Just on the other side of the promenade lies the start of Aqaba, Jordan. You can go for just a few hours and check out the sharp contrast between the two cities and grab some delicious food. It is safe, but one thing to look out for is getting your passport stamped on the Jordan side. Because the border crossing is from Israel, you may jeopardize your chance of visiting countries that do not see Israel in such a good light (i.e. Lebanon, Iran, etc.) But if you ask, they should be able to stamp a paper instead.

For more tips on how to arrange this, check out this article

Eilat jordan side

Eilat jordan side 2

Eilat jordan side 3

Eilat jordan side 4

Get the hell out of the city and go for a hike

The landscapes around Eilat are freaking out-of-this-world. I kept thinking that we were on an Earthly version of Mars. For this reason, staying in the Eilat city the whole time would be depressing. Get out and see the Red Canyon or just put on your walking shoes and climb the rusty red hills in any direction.

Buy some hummus and pita and go to town

All the 24-hour supermarkets have big tubs of hummus for just over 2 euros (in many different varieties). Everyday I was there, this would be my money-saving trick and it was delicious.


Additional things to know:

Getting from Ovda International to Eilat: As soon as we landed, and went through terrifying customs (where I eventually was showing the woman an income statement to prove that I worked in Germany), we got out of the shack of an airport and had no idea what to do.
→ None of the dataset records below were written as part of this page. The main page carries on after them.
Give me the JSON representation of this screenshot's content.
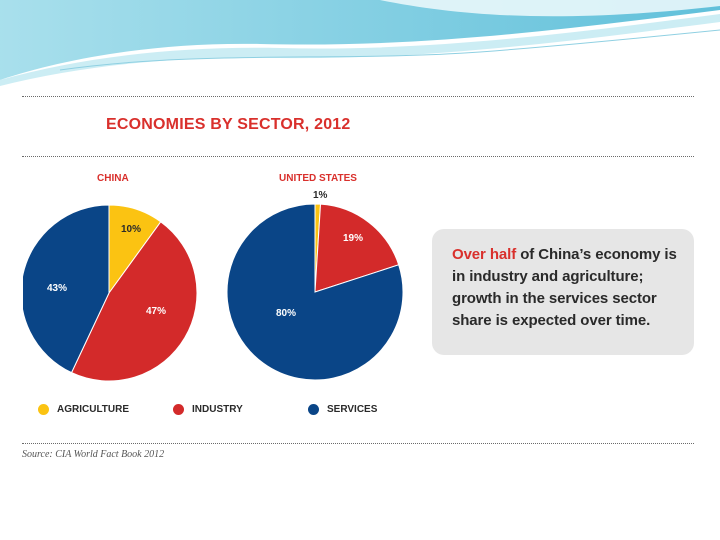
{
  "title": "ECONOMIES BY SECTOR, 2012",
  "colors": {
    "agriculture": "#fbc312",
    "industry": "#d32a2a",
    "services": "#0a4587",
    "accent": "#d9302c"
  },
  "chart_data": [
    {
      "type": "pie",
      "title": "CHINA",
      "slices": [
        {
          "name": "AGRICULTURE",
          "value": 10,
          "label": "10%"
        },
        {
          "name": "INDUSTRY",
          "value": 47,
          "label": "47%"
        },
        {
          "name": "SERVICES",
          "value": 43,
          "label": "43%"
        }
      ]
    },
    {
      "type": "pie",
      "title": "UNITED STATES",
      "slices": [
        {
          "name": "AGRICULTURE",
          "value": 1,
          "label": "1%"
        },
        {
          "name": "INDUSTRY",
          "value": 19,
          "label": "19%"
        },
        {
          "name": "SERVICES",
          "value": 80,
          "label": "80%"
        }
      ]
    }
  ],
  "legend": [
    {
      "key": "agriculture",
      "label": "AGRICULTURE"
    },
    {
      "key": "industry",
      "label": "INDUSTRY"
    },
    {
      "key": "services",
      "label": "SERVICES"
    }
  ],
  "callout": {
    "highlight": "Over half",
    "text": " of China’s economy is in industry and agriculture; growth in the services sector share is expected over time."
  },
  "source": "Source: CIA World Fact Book 2012"
}
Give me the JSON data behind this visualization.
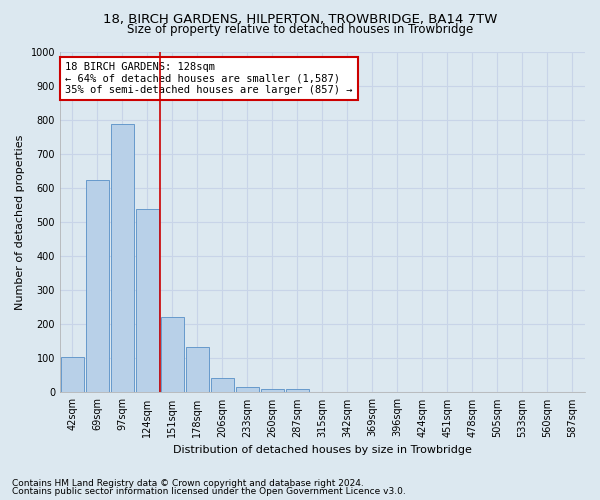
{
  "title1": "18, BIRCH GARDENS, HILPERTON, TROWBRIDGE, BA14 7TW",
  "title2": "Size of property relative to detached houses in Trowbridge",
  "xlabel": "Distribution of detached houses by size in Trowbridge",
  "ylabel": "Number of detached properties",
  "footnote1": "Contains HM Land Registry data © Crown copyright and database right 2024.",
  "footnote2": "Contains public sector information licensed under the Open Government Licence v3.0.",
  "bar_labels": [
    "42sqm",
    "69sqm",
    "97sqm",
    "124sqm",
    "151sqm",
    "178sqm",
    "206sqm",
    "233sqm",
    "260sqm",
    "287sqm",
    "315sqm",
    "342sqm",
    "369sqm",
    "396sqm",
    "424sqm",
    "451sqm",
    "478sqm",
    "505sqm",
    "533sqm",
    "560sqm",
    "587sqm"
  ],
  "bar_values": [
    103,
    622,
    787,
    537,
    222,
    133,
    42,
    17,
    10,
    11,
    0,
    0,
    0,
    0,
    0,
    0,
    0,
    0,
    0,
    0,
    0
  ],
  "bar_color": "#b8d0e8",
  "bar_edge_color": "#6699cc",
  "grid_color": "#c8d4e8",
  "background_color": "#dce8f0",
  "plot_bg_color": "#dce8f0",
  "property_label": "18 BIRCH GARDENS: 128sqm",
  "annotation_line1": "← 64% of detached houses are smaller (1,587)",
  "annotation_line2": "35% of semi-detached houses are larger (857) →",
  "vline_color": "#cc0000",
  "box_color": "#ffffff",
  "box_edge_color": "#cc0000",
  "ylim": [
    0,
    1000
  ],
  "yticks": [
    0,
    100,
    200,
    300,
    400,
    500,
    600,
    700,
    800,
    900,
    1000
  ],
  "title1_fontsize": 9.5,
  "title2_fontsize": 8.5,
  "xlabel_fontsize": 8,
  "ylabel_fontsize": 8,
  "tick_fontsize": 7,
  "annotation_fontsize": 7.5,
  "footnote_fontsize": 6.5
}
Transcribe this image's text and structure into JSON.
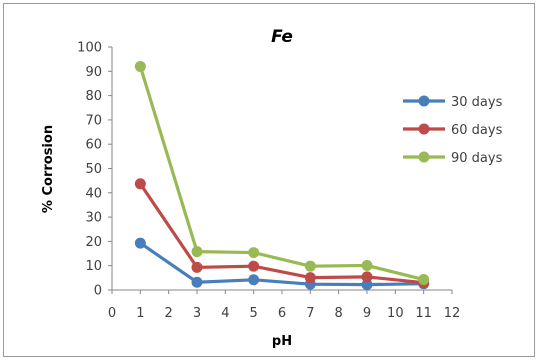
{
  "chart_data": {
    "type": "line",
    "title": "Fe",
    "xlabel": "pH",
    "ylabel": "% Corrosion",
    "xlim": [
      0,
      12
    ],
    "ylim": [
      0,
      100
    ],
    "x_ticks": [
      0,
      1,
      2,
      3,
      4,
      5,
      6,
      7,
      8,
      9,
      10,
      11,
      12
    ],
    "y_ticks": [
      0,
      10,
      20,
      30,
      40,
      50,
      60,
      70,
      80,
      90,
      100
    ],
    "grid": false,
    "legend_position": "right",
    "x": [
      1,
      3,
      5,
      7,
      9,
      11
    ],
    "series": [
      {
        "name": "30 days",
        "color": "#4a7ebb",
        "values": [
          19.3,
          3.2,
          4.2,
          2.4,
          2.2,
          2.6
        ]
      },
      {
        "name": "60 days",
        "color": "#be4b48",
        "values": [
          43.7,
          9.3,
          9.8,
          5.1,
          5.4,
          3.0
        ]
      },
      {
        "name": "90 days",
        "color": "#98b954",
        "values": [
          92.0,
          15.8,
          15.4,
          9.8,
          10.1,
          4.3
        ]
      }
    ]
  }
}
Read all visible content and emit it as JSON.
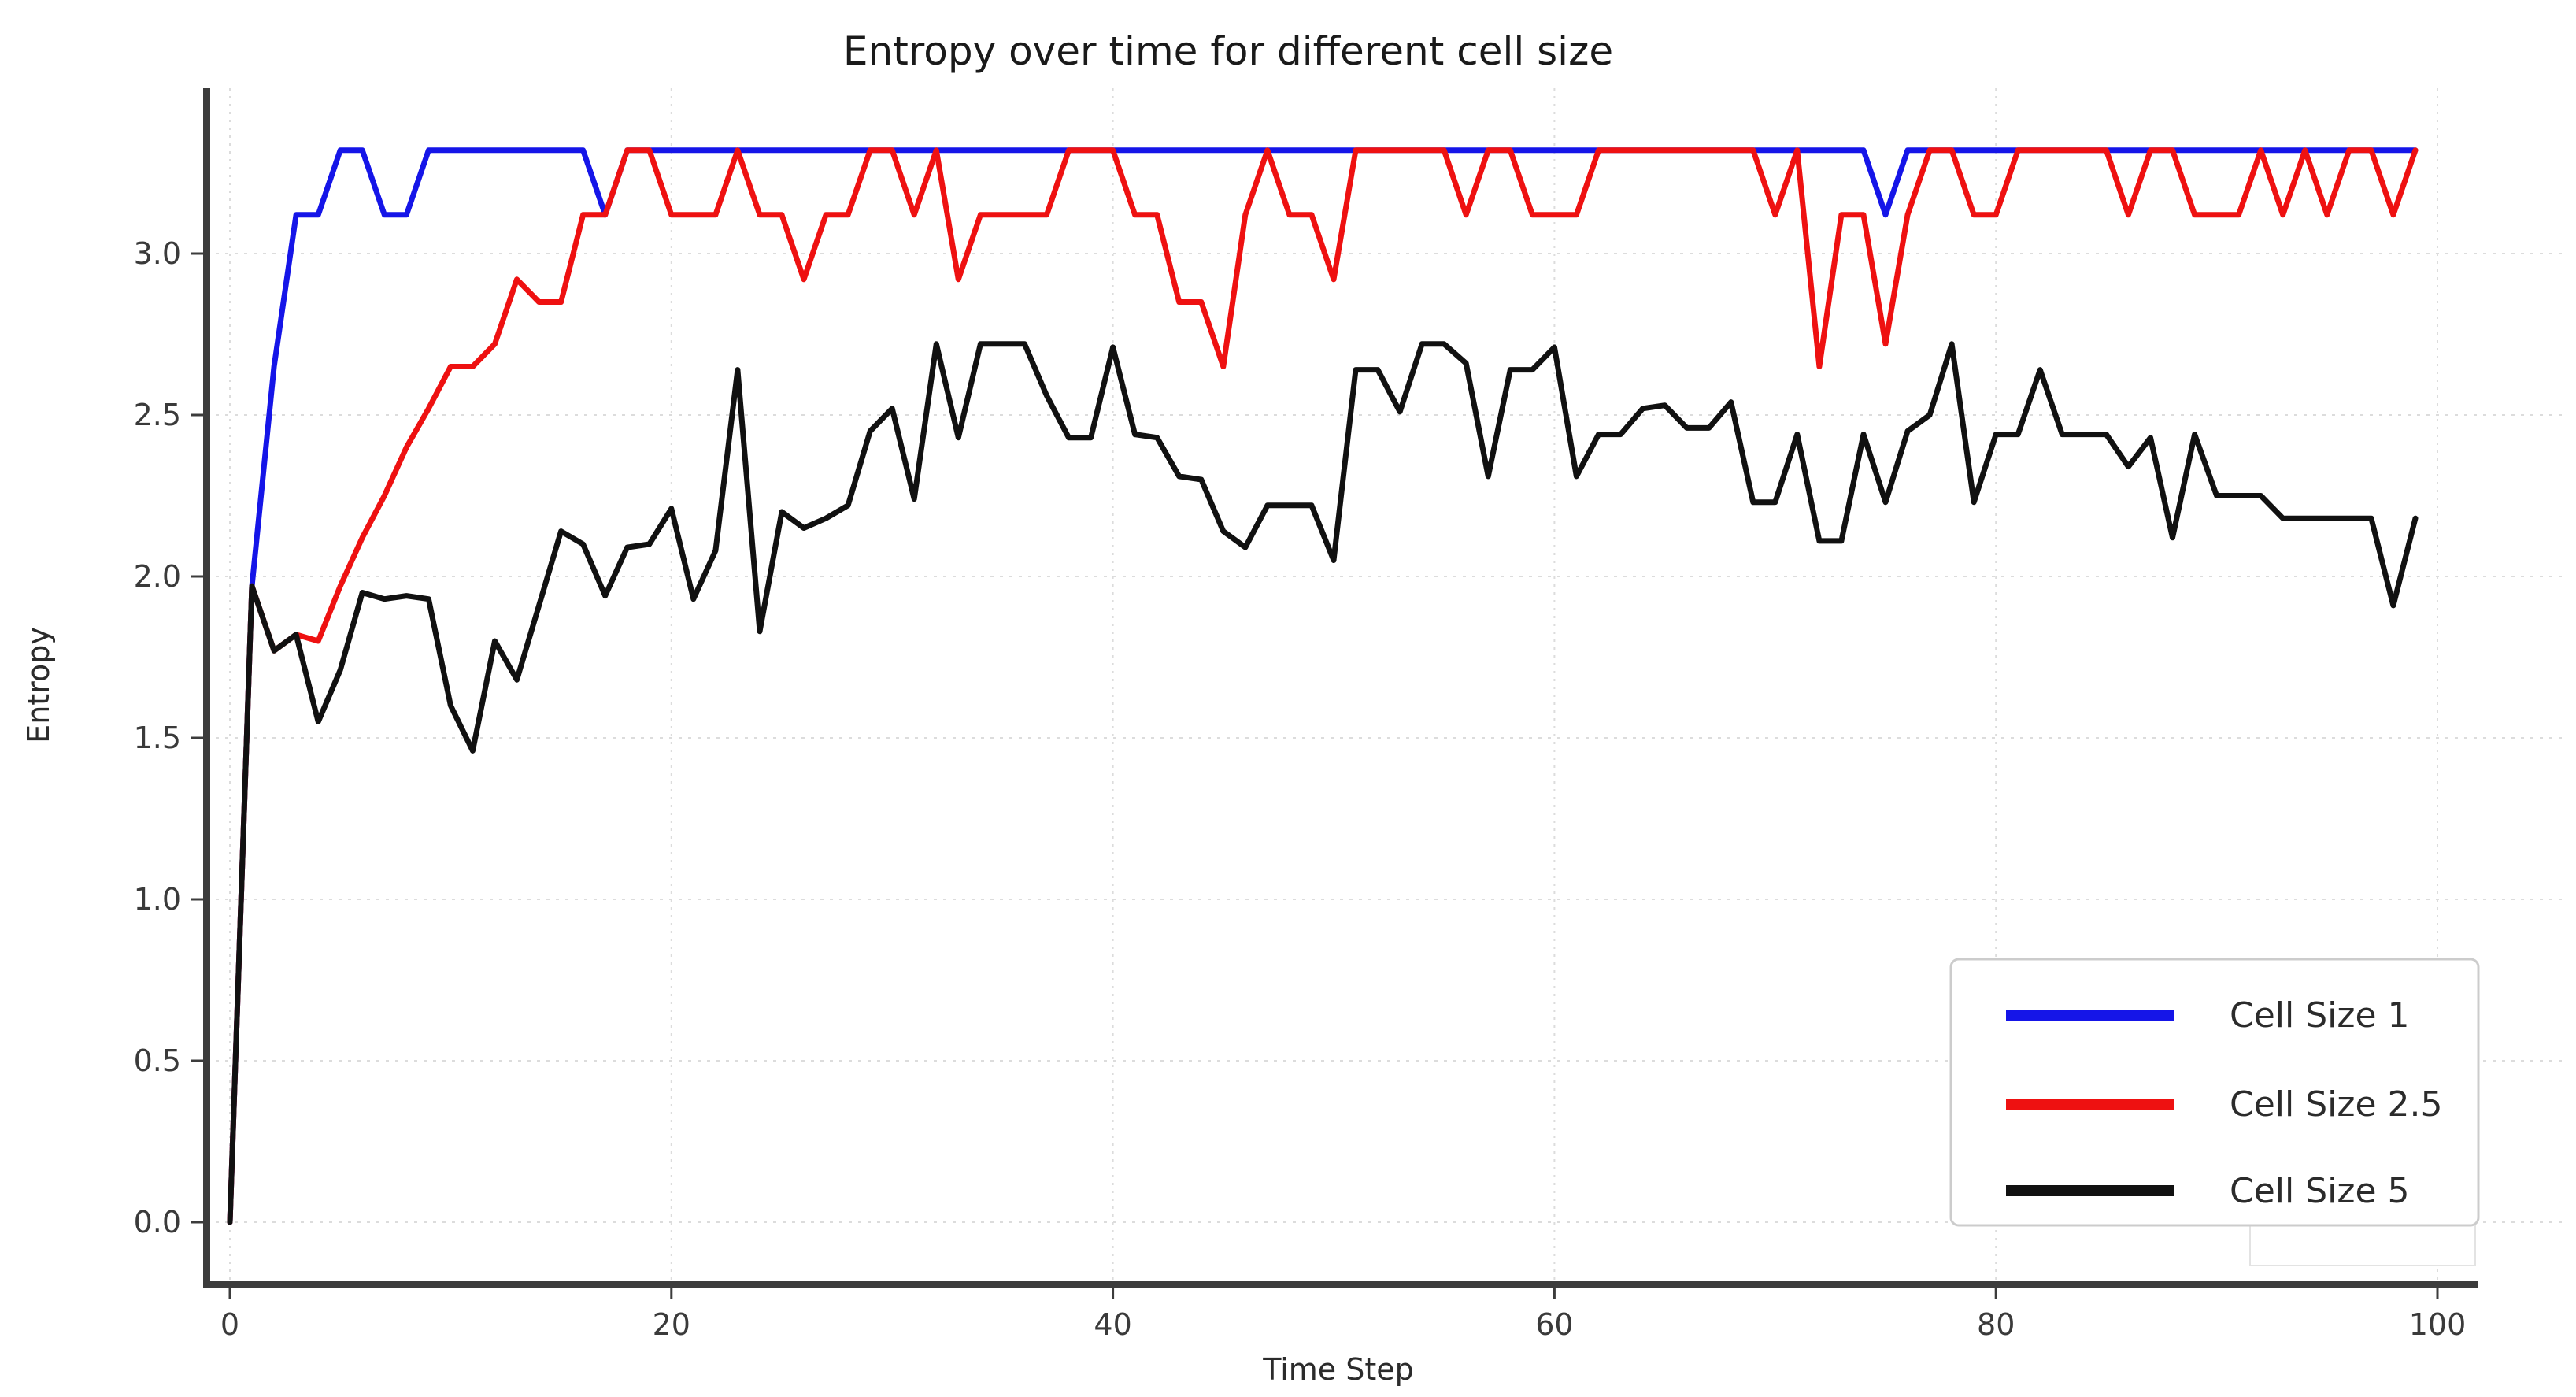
{
  "title": "Entropy over time for  different cell size",
  "xlabel": "Time Step",
  "ylabel": "Entropy",
  "colors": {
    "series_blue": "#1515e8",
    "series_red": "#ee1111",
    "series_black": "#111111",
    "grid": "#dcdcdc",
    "spine": "#3c3c3c",
    "legend_border": "#cccccc",
    "background": "#ffffff"
  },
  "legend": {
    "position": "lower right",
    "items": [
      {
        "label": "Cell Size 1",
        "color": "#1515e8"
      },
      {
        "label": "Cell Size 2.5",
        "color": "#ee1111"
      },
      {
        "label": "Cell Size 5",
        "color": "#111111"
      }
    ]
  },
  "chart_data": {
    "type": "line",
    "title": "Entropy over time for  different cell size",
    "xlabel": "Time Step",
    "ylabel": "Entropy",
    "xlim": [
      -1.1,
      101.8
    ],
    "ylim": [
      -0.19,
      3.5
    ],
    "xticks": [
      0,
      20,
      40,
      60,
      80,
      100
    ],
    "yticks": [
      0.0,
      0.5,
      1.0,
      1.5,
      2.0,
      2.5,
      3.0
    ],
    "grid": true,
    "legend_position": "lower right",
    "x_start": 0,
    "x_step": 1,
    "series": [
      {
        "name": "Cell Size 1",
        "color": "#1515e8",
        "values": [
          0.0,
          1.97,
          2.65,
          3.12,
          3.12,
          3.32,
          3.32,
          3.12,
          3.12,
          3.32,
          3.32,
          3.32,
          3.32,
          3.32,
          3.32,
          3.32,
          3.32,
          3.12,
          3.32,
          3.32,
          3.32,
          3.32,
          3.32,
          3.32,
          3.32,
          3.32,
          3.32,
          3.32,
          3.32,
          3.32,
          3.32,
          3.32,
          3.32,
          3.32,
          3.32,
          3.32,
          3.32,
          3.32,
          3.32,
          3.32,
          3.32,
          3.32,
          3.32,
          3.32,
          3.32,
          3.32,
          3.32,
          3.32,
          3.32,
          3.32,
          3.32,
          3.32,
          3.32,
          3.32,
          3.32,
          3.32,
          3.32,
          3.32,
          3.32,
          3.32,
          3.32,
          3.32,
          3.32,
          3.32,
          3.32,
          3.32,
          3.32,
          3.32,
          3.32,
          3.32,
          3.32,
          3.32,
          3.32,
          3.32,
          3.32,
          3.12,
          3.32,
          3.32,
          3.32,
          3.32,
          3.32,
          3.32,
          3.32,
          3.32,
          3.32,
          3.32,
          3.32,
          3.32,
          3.32,
          3.32,
          3.32,
          3.32,
          3.32,
          3.32,
          3.32,
          3.32,
          3.32,
          3.32,
          3.32,
          3.32
        ]
      },
      {
        "name": "Cell Size 2.5",
        "color": "#ee1111",
        "values": [
          0.0,
          1.97,
          1.77,
          1.82,
          1.8,
          1.97,
          2.12,
          2.25,
          2.4,
          2.52,
          2.65,
          2.65,
          2.72,
          2.92,
          2.85,
          2.85,
          3.12,
          3.12,
          3.32,
          3.32,
          3.12,
          3.12,
          3.12,
          3.32,
          3.12,
          3.12,
          2.92,
          3.12,
          3.12,
          3.32,
          3.32,
          3.12,
          3.32,
          2.92,
          3.12,
          3.12,
          3.12,
          3.12,
          3.32,
          3.32,
          3.32,
          3.12,
          3.12,
          2.85,
          2.85,
          2.65,
          3.12,
          3.32,
          3.12,
          3.12,
          2.92,
          3.32,
          3.32,
          3.32,
          3.32,
          3.32,
          3.12,
          3.32,
          3.32,
          3.12,
          3.12,
          3.12,
          3.32,
          3.32,
          3.32,
          3.32,
          3.32,
          3.32,
          3.32,
          3.32,
          3.12,
          3.32,
          2.65,
          3.12,
          3.12,
          2.72,
          3.12,
          3.32,
          3.32,
          3.12,
          3.12,
          3.32,
          3.32,
          3.32,
          3.32,
          3.32,
          3.12,
          3.32,
          3.32,
          3.12,
          3.12,
          3.12,
          3.32,
          3.12,
          3.32,
          3.12,
          3.32,
          3.32,
          3.12,
          3.32
        ]
      },
      {
        "name": "Cell Size 5",
        "color": "#111111",
        "values": [
          0.0,
          1.97,
          1.77,
          1.82,
          1.55,
          1.71,
          1.95,
          1.93,
          1.94,
          1.93,
          1.6,
          1.46,
          1.8,
          1.68,
          1.91,
          2.14,
          2.1,
          1.94,
          2.09,
          2.1,
          2.21,
          1.93,
          2.08,
          2.64,
          1.83,
          2.2,
          2.15,
          2.18,
          2.22,
          2.45,
          2.52,
          2.24,
          2.72,
          2.43,
          2.72,
          2.72,
          2.72,
          2.56,
          2.43,
          2.43,
          2.71,
          2.44,
          2.43,
          2.31,
          2.3,
          2.14,
          2.09,
          2.22,
          2.22,
          2.22,
          2.05,
          2.64,
          2.64,
          2.51,
          2.72,
          2.72,
          2.66,
          2.31,
          2.64,
          2.64,
          2.71,
          2.31,
          2.44,
          2.44,
          2.52,
          2.53,
          2.46,
          2.46,
          2.54,
          2.23,
          2.23,
          2.44,
          2.11,
          2.11,
          2.44,
          2.23,
          2.45,
          2.5,
          2.72,
          2.23,
          2.44,
          2.44,
          2.64,
          2.44,
          2.44,
          2.44,
          2.34,
          2.43,
          2.12,
          2.44,
          2.25,
          2.25,
          2.25,
          2.18,
          2.18,
          2.18,
          2.18,
          2.18,
          1.91,
          2.18
        ]
      }
    ]
  }
}
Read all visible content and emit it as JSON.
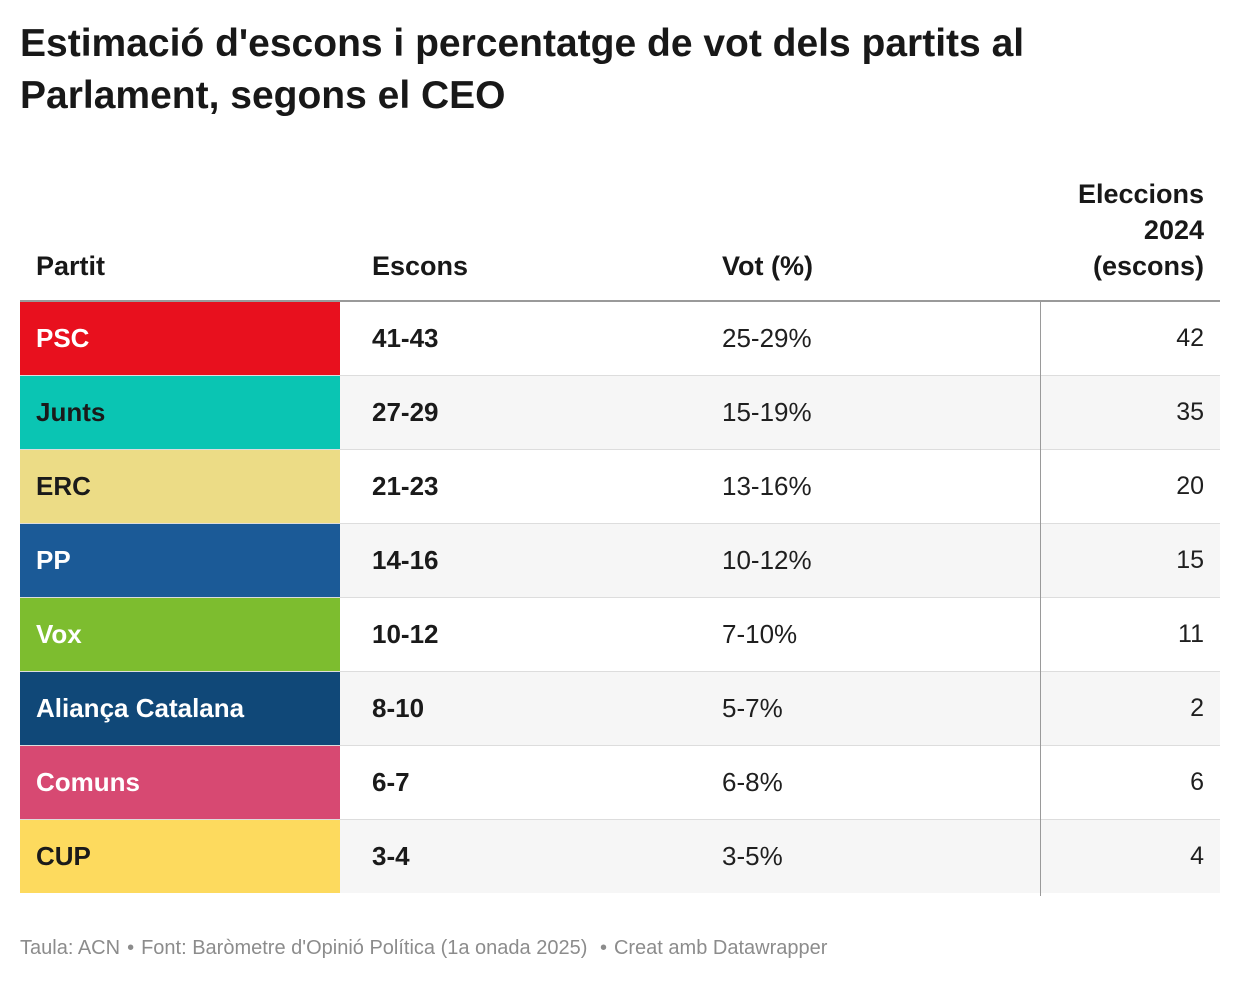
{
  "title": "Estimació d'escons i percentatge de vot dels partits al Parlament, segons el CEO",
  "chart_data": {
    "type": "table",
    "columns": [
      "Partit",
      "Escons",
      "Vot (%)",
      "Eleccions 2024 (escons)"
    ],
    "rows": [
      {
        "party": "PSC",
        "seats": "41-43",
        "vote": "25-29%",
        "seats_2024": 42,
        "color": "#e8101e",
        "text_color": "#ffffff"
      },
      {
        "party": "Junts",
        "seats": "27-29",
        "vote": "15-19%",
        "seats_2024": 35,
        "color": "#0ac5b3",
        "text_color": "#1a1a1a"
      },
      {
        "party": "ERC",
        "seats": "21-23",
        "vote": "13-16%",
        "seats_2024": 20,
        "color": "#ecdc86",
        "text_color": "#1a1a1a"
      },
      {
        "party": "PP",
        "seats": "14-16",
        "vote": "10-12%",
        "seats_2024": 15,
        "color": "#1b5a97",
        "text_color": "#ffffff"
      },
      {
        "party": "Vox",
        "seats": "10-12",
        "vote": "7-10%",
        "seats_2024": 11,
        "color": "#7dbd2f",
        "text_color": "#ffffff"
      },
      {
        "party": "Aliança Catalana",
        "seats": "8-10",
        "vote": "5-7%",
        "seats_2024": 2,
        "color": "#104878",
        "text_color": "#ffffff"
      },
      {
        "party": "Comuns",
        "seats": "6-7",
        "vote": "6-8%",
        "seats_2024": 6,
        "color": "#d74972",
        "text_color": "#ffffff"
      },
      {
        "party": "CUP",
        "seats": "3-4",
        "vote": "3-5%",
        "seats_2024": 4,
        "color": "#fdda5e",
        "text_color": "#1a1a1a"
      }
    ]
  },
  "header": {
    "party": "Partit",
    "seats": "Escons",
    "vote": "Vot (%)",
    "prev_line1": "Eleccions",
    "prev_line2": "2024",
    "prev_line3": "(escons)"
  },
  "footer": {
    "table_credit": "Taula: ACN",
    "source": "Font: Baròmetre d'Opinió Política (1a onada 2025)",
    "made_with": "Creat amb Datawrapper"
  }
}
With no clear signs, it is best to take the dark green shuttle buses which will take you the 45 minute duration to the city center. You can buy the tickets on the bus and they should run you 21.5 Sheckels per ticket.

Weekends are different from what we are used to. Weekends run on Friday and Saturday in Israel, so expect things to be closed, especially on Friday night and Saturday during the day.

Stay south of the promenade: For reasons mentioned before, find a quiet place south of the promenade. We stayed at the Club in Eilat, which were around 50 euros per night, per room. If you are going with friends, four people can stay in the apartment-like hotel rooms so the costs can be split. I have also heard somewhere that you can stay in tents on beaches.

Alcohol: Sales stop after 11pm from supermarkets, so stock up people.

While Eilat wasn’t my favorite destination, it has some surprisingly incredible things to offer. The location and scenery is from another planet, but avoid the commercialism to really get the most out of the place.